A Best-Reader Peer-Editing Workshop for Papers Nearing the End of the Composing Process

        Exchange papers and come up with at least three questions, and the principles that would make them important to the best readers.  Concentrate on improving how the paper first introduces itself to the readers, how it completes paragraphs or transitions between paragraphs, and how it deals with readers' perceptions of the consequences of the thesis.

I.  Work with the author for five minutes to describe more thoroughly the paper's best readers in greater detail.  What kind of people are they?  What basic beliefs do they care most about and why do those things matter to them?  What kinds of evidence will move them most successfully?  (Are they "number" people or are they "value" people or are they "pathos" people or etc.?)

 

 

 

II.  Best Readers Encounter the Thesis.

        What do the best readers for this paper currently (before reading the paper) think about the main points the author is making in the entire paper?  When they have finished the introductory paragraphs, what question or questions might they think the author is leaving unasked, and why do those questions matter to them?  This can be a big question, or a small one--anything you can add will improve the paper's success with these readers by showing them the author cared enough to discover it.

Question:

Reason why it matters:

III.  Best Readers Encounter the Body of the Argument.

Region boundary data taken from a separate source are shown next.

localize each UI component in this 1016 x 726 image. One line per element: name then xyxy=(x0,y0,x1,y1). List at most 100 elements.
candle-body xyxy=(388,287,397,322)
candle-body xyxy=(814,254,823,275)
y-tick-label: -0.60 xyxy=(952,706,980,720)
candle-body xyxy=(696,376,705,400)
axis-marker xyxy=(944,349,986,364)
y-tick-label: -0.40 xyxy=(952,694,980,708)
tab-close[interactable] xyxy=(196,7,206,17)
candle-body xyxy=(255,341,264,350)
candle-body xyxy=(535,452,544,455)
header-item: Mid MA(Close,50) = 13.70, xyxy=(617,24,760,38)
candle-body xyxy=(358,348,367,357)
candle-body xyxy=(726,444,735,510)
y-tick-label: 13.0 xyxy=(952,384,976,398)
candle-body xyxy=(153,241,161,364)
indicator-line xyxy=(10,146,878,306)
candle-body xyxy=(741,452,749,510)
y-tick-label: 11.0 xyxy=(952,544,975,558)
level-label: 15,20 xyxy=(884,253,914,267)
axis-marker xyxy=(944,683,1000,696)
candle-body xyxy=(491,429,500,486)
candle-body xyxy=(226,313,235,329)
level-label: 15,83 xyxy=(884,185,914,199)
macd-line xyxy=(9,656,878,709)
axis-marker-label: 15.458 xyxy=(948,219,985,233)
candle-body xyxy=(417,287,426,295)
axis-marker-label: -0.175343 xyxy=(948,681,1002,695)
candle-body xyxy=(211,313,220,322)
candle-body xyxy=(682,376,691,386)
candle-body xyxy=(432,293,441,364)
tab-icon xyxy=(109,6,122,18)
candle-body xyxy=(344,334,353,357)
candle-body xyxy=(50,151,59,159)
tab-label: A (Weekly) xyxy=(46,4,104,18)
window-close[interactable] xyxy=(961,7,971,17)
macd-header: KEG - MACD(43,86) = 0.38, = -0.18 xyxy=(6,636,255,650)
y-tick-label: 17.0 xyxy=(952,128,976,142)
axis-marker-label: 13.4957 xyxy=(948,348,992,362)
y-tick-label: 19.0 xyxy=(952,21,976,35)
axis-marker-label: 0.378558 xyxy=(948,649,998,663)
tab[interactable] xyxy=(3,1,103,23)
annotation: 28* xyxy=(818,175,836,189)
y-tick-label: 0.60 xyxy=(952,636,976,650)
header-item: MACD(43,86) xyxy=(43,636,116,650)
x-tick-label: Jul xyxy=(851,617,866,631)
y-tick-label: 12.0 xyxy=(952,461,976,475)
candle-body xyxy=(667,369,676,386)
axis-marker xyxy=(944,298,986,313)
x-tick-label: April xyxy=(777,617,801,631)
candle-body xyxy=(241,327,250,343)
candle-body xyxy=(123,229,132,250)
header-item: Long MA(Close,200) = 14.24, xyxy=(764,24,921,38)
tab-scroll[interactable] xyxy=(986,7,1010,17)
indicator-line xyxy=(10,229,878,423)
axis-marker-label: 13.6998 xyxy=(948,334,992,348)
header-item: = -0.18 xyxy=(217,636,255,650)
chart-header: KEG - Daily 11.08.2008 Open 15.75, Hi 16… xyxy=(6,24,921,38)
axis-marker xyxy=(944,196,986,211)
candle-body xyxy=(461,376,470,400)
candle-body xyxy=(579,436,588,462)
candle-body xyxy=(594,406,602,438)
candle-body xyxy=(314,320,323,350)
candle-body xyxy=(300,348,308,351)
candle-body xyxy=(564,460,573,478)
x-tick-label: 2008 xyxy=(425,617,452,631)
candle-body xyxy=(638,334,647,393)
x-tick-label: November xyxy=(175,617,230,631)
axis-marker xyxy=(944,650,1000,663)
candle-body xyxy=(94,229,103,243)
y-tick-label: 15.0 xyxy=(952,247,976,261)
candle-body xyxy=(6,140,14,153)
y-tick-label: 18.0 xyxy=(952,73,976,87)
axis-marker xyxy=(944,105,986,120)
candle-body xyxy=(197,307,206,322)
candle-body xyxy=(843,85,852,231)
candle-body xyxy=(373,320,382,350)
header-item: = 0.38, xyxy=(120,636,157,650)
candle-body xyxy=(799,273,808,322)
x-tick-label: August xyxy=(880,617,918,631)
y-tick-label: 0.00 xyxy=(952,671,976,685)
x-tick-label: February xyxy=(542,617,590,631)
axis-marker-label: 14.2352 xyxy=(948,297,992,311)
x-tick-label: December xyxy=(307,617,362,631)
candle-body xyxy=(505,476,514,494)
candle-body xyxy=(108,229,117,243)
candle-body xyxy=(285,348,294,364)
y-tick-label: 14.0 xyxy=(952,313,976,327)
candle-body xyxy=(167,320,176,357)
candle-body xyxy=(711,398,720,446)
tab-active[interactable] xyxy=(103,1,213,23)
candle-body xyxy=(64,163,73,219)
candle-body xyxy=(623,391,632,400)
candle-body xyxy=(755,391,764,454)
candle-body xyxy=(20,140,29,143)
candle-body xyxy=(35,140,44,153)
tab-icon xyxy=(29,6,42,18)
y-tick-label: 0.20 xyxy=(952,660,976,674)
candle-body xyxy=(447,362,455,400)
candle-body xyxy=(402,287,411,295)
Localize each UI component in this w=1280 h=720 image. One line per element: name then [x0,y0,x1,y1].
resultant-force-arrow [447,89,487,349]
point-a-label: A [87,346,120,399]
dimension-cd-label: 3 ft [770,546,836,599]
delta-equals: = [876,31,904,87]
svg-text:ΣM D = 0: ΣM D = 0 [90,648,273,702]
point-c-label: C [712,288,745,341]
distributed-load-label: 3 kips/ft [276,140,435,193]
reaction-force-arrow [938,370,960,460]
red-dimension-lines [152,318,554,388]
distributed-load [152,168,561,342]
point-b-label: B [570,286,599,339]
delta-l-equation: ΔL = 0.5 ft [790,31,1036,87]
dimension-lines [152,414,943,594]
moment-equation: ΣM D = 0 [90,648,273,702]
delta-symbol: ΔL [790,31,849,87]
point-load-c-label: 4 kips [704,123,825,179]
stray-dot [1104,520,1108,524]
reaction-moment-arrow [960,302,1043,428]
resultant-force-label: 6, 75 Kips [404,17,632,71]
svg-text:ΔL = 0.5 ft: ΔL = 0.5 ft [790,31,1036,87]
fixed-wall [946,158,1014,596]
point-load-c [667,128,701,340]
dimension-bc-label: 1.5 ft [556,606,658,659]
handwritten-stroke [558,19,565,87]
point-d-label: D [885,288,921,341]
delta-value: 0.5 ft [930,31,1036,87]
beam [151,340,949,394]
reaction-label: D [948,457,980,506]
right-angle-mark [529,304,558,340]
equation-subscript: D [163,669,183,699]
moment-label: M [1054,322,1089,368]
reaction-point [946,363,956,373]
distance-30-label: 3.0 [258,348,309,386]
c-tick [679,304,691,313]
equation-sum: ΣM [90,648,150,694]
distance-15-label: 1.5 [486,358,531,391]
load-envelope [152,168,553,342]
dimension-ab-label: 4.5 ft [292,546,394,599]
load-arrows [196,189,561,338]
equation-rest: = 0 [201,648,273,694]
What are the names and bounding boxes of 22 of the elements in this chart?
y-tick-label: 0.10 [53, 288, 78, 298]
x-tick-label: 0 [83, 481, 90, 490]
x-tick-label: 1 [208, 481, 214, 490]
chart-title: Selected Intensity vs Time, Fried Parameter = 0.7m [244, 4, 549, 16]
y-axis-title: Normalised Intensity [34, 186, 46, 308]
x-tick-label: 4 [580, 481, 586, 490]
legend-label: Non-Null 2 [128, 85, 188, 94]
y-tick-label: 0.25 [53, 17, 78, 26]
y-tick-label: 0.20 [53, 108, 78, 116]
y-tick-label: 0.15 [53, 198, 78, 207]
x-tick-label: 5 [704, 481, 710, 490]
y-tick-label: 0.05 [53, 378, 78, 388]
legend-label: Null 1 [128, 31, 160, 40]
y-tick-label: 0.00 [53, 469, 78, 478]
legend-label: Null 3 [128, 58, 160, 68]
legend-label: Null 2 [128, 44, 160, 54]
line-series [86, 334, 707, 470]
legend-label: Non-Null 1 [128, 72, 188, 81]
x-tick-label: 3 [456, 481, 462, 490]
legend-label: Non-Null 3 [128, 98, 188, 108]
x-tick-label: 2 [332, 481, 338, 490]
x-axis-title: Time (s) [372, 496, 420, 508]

        Find a paragraph in the body of the paper that the best readers will find incomplete because it does not refer to something they would care about at a time when they would think it natural to refer to it.  What question would they ask and why would it matter to them?  Or, find two adjacent paragraphs without the right kind of transition to take the best readers from one to the other.  What question would the best readers be asking about the relationship of these two topics, and why would it matter to them?  Either change the paragraph order or leave them the same, but work out the missing piece of the "bridge" between their main ideas.

Question:

Reason why it matters:

 

IV.  Best Readers Encounter the Conclusion of the Argument.

        What would be the best readers' impression of the consequences of this thesis?  Remember to think about "unintended consequences," those things the author does not plan on happening, but which a reasonable person might expect to happen anyway.  Why would they worry about that?